Finding the money to start a business
There are many ways to fund a business, and each has its own risks, advantages and disadvantages. Atkinson Accountancy has a unique perspective on this aspect of business, its Managing Director being a banker, corporate financier and accountant. Below are some of the ways we can help you secure funds for your company.
Grants
The first place you should look for funding is via a grant. There are many different types of grant, but many are difficult to get so you will need to do your homework and prepare a good business case. Your local Business Link can help with information on the grants you might qualify for.
Using your own assets
If you have capital such as savings, or equity in your home or pension, you can use these to finance your business. If you want to raise funds from a lender, they may want to see you invest your own capital first.
Be very careful when using your home or other essential asset to finance a business. By taking out additional funds on your property you will be required to pay back more in the way of interest, which, should your business find itself in cashflow difficulties may mean you default on your mortgage payments, ultimately resulting in having your house repossessed. Consider what the loss of your property would mean to you and your family, and build mortgage repayments into your business and financial plans. Losing your business is bad enough, but losing your home is heartbreaking. Protect yourself with insurance and seek professional financial advice before releasing equity.
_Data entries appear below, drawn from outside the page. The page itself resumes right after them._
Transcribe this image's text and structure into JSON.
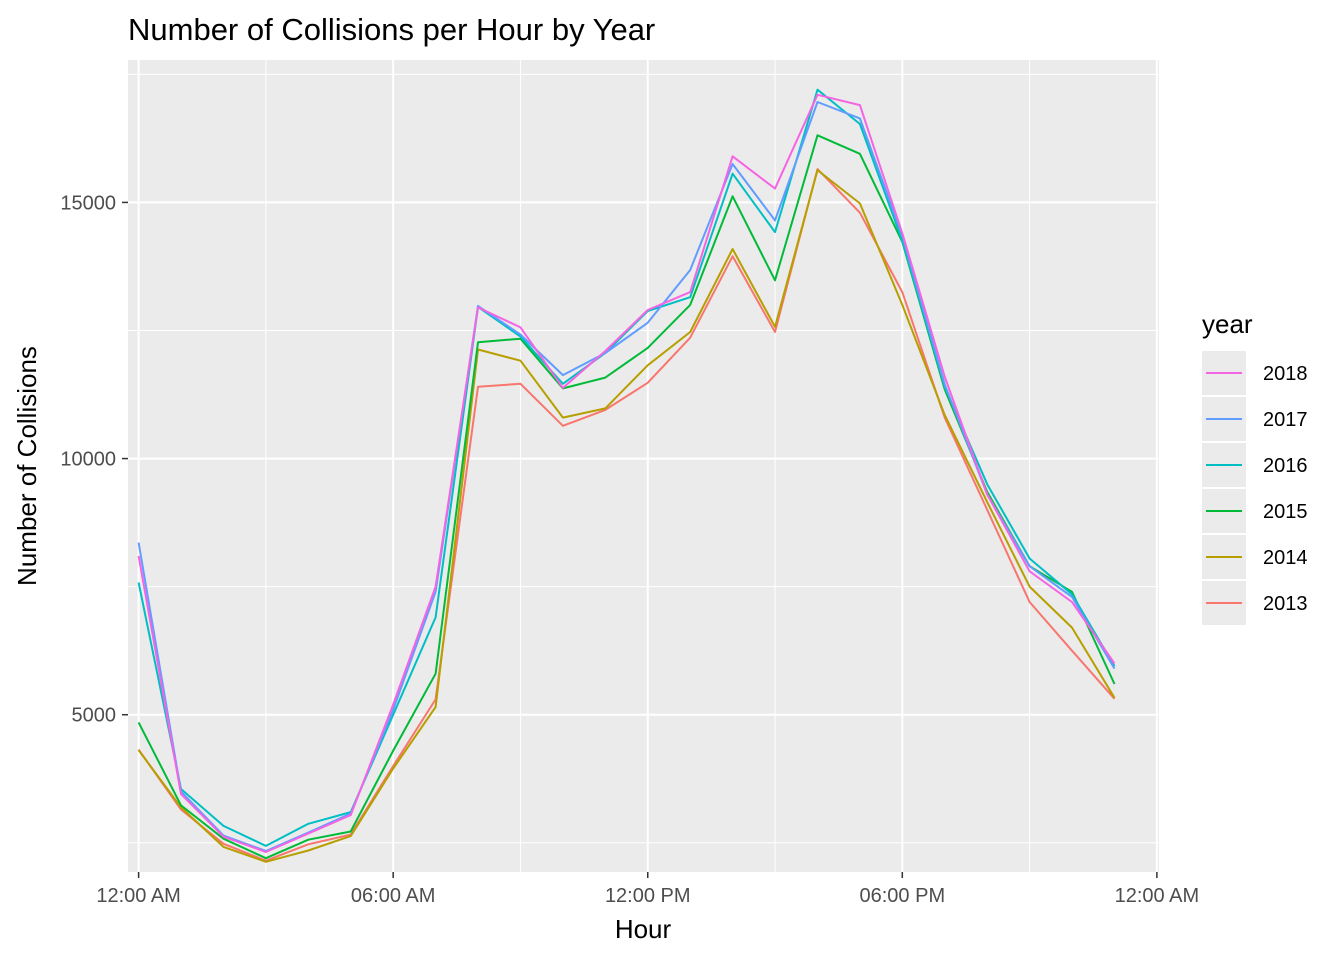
{
  "chart_data": {
    "type": "line",
    "title": "Number of Collisions per Hour by Year",
    "xlabel": "Hour",
    "ylabel": "Number of Collisions",
    "x": [
      0,
      1,
      2,
      3,
      4,
      5,
      6,
      7,
      8,
      9,
      10,
      11,
      12,
      13,
      14,
      15,
      16,
      17,
      18,
      19,
      20,
      21,
      22,
      23
    ],
    "x_unit": "hour of day",
    "xlim": [
      -0.25,
      24.05
    ],
    "ylim": [
      1930,
      17780
    ],
    "x_ticks": [
      {
        "value": 0,
        "label": "12:00 AM"
      },
      {
        "value": 6,
        "label": "06:00 AM"
      },
      {
        "value": 12,
        "label": "12:00 PM"
      },
      {
        "value": 18,
        "label": "06:00 PM"
      },
      {
        "value": 24,
        "label": "12:00 AM"
      }
    ],
    "y_ticks": [
      {
        "value": 5000,
        "label": "5000"
      },
      {
        "value": 10000,
        "label": "10000"
      },
      {
        "value": 15000,
        "label": "15000"
      }
    ],
    "y_minor_ticks": [
      2500,
      7500,
      12500,
      17500
    ],
    "grid": true,
    "legend": {
      "title": "year",
      "position": "right"
    },
    "series": [
      {
        "name": "2018",
        "color": "#F564E3",
        "values": [
          8100,
          3450,
          2620,
          2320,
          2680,
          3040,
          5200,
          7500,
          12950,
          12560,
          11380,
          12100,
          12900,
          13250,
          15900,
          15270,
          17100,
          16900,
          14400,
          11600,
          9300,
          7800,
          7200,
          6000
        ]
      },
      {
        "name": "2017",
        "color": "#619CFF",
        "values": [
          8360,
          3500,
          2640,
          2340,
          2700,
          3070,
          5100,
          7400,
          12980,
          12420,
          11630,
          12060,
          12650,
          13680,
          15750,
          14650,
          16960,
          16640,
          14350,
          11450,
          9300,
          7900,
          7300,
          5900
        ]
      },
      {
        "name": "2016",
        "color": "#00BFC4",
        "values": [
          7580,
          3550,
          2830,
          2440,
          2870,
          3100,
          5000,
          6900,
          12960,
          12380,
          11460,
          12060,
          12880,
          13150,
          15560,
          14420,
          17200,
          16530,
          14250,
          11400,
          9500,
          8050,
          7350,
          5950
        ]
      },
      {
        "name": "2015",
        "color": "#00BA38",
        "values": [
          4850,
          3230,
          2580,
          2200,
          2560,
          2720,
          4300,
          5800,
          12270,
          12340,
          11370,
          11580,
          12160,
          13000,
          15120,
          13480,
          16310,
          15950,
          14230,
          11350,
          9350,
          7900,
          7400,
          5600
        ]
      },
      {
        "name": "2014",
        "color": "#B79F00",
        "values": [
          4310,
          3190,
          2420,
          2130,
          2350,
          2630,
          3950,
          5150,
          12130,
          11910,
          10800,
          10980,
          11820,
          12470,
          14090,
          12570,
          15630,
          14980,
          13000,
          10850,
          9150,
          7500,
          6700,
          5330
        ]
      },
      {
        "name": "2013",
        "color": "#F8766D",
        "values": [
          4320,
          3150,
          2480,
          2150,
          2470,
          2660,
          4000,
          5300,
          11400,
          11460,
          10640,
          10950,
          11480,
          12360,
          13950,
          12470,
          15650,
          14800,
          13250,
          10800,
          9000,
          7200,
          6250,
          5310
        ]
      }
    ]
  }
}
Borrow the money from friends
Many people fund their business with goodwill loans or investment from friends or family. It’s a great way to secure capital and could mean a nice return for them in interest or dividends when your business blooms.
However, you cannot risk personal friendships and relationships over something like money, so protect your interests and theirs with proper documentation, outlining how much you are borrowing, under what terms, and how much interest is payable. If necessary, seek professional advice to help you draw up this document so all parties are aware of the terms of the deal.
Ask your bank
There are two ways to borrow from a bank: overdraft, or loan.
An overdraft is a quick fix if you are in a tight spot financially. The bank will let your business borrow a fixed amount without notice and you pay interest daily. The advantage is that you only pay interest on what you borrow, so you can use it as a flexible cushion for difficult periods. However, it is an expensive way to borrow and should not be used as a long-term financing option. Overdrafts usually last one year before being renewed. The bank often have the right to withdraw the overdraft at any point which means your business could be at risk if over-reliant on an overdraft
A bank loan is an excellent way to raise capital if you can offer security. Be very wary of how a bank structures these loans, and the terms of the loan as you may find a nasty sting in the tail later down the line (be sure to ask us, or your current accountant about the joys cross-default clauses – if they can’t answer you, come and ask us – this is a critical aspect of bank financing that you really need to be aware of)
However, if you can prove a steady cash flow, your bank may offer you a small unsecured loan, but you will need to make the monthly repayments regardless of how your business is performing.
Credit card
Credit and charge cards are a flexible and convenient short-term method of paying bills or buying supplies, but can be a very expensive way to borrow if the full balance is not paid off monthly. You are likely to write fewer cheques, which will reduce your banking charges, but the APR of most credit cards means expensive interest repayments if you can’t meet the whole amount.
Credit cards do offer you a certain amount of protection when you buy items.
Business angels
A business angel is a private individual who is willing to provide funding in a small business in return for shares in your company (and therefore a share of the profits). Many business angels are a great source of wisdom and business knowledge and are more like an informal partner than an investor. To consider your business attractive, they will want to see a comprehensive business plan and evidence that your business is viable.
Talk to your local Business Link for more information on how to attract a business angel.
Find a venture capitalist
Venture capitalists (VCs) are professionally-run fund management companies who invest in your company in return for shares and a say in the running of the business (usually in the form of a seat on the board).
Investors demand hefty minimum returns of between 30% and 40% per annum over five years and will be looking for new opportunities in proven markets, so you need to ensure your idea is a viable and dynamic one.
They typically do not invest in ‘lifestyle businesses’, but are looking to get in at the ground level with new and exciting businesses with large growth potential.
Their terms and conditions can be complicated and onerous. Should you be seeking VC funding you are very very strongly recommended to seek the best professional advice you can afford
For information of users: This material is published for the information of clients. It provides only an overview of the regulations in force at the date of publication, and no action should be taken without consulting the detailed legislation or seeking professional advice. Therefore no responsibility for loss occasioned by any person acting or refraining from action as a result of the material can be accepted by the authors or the firm.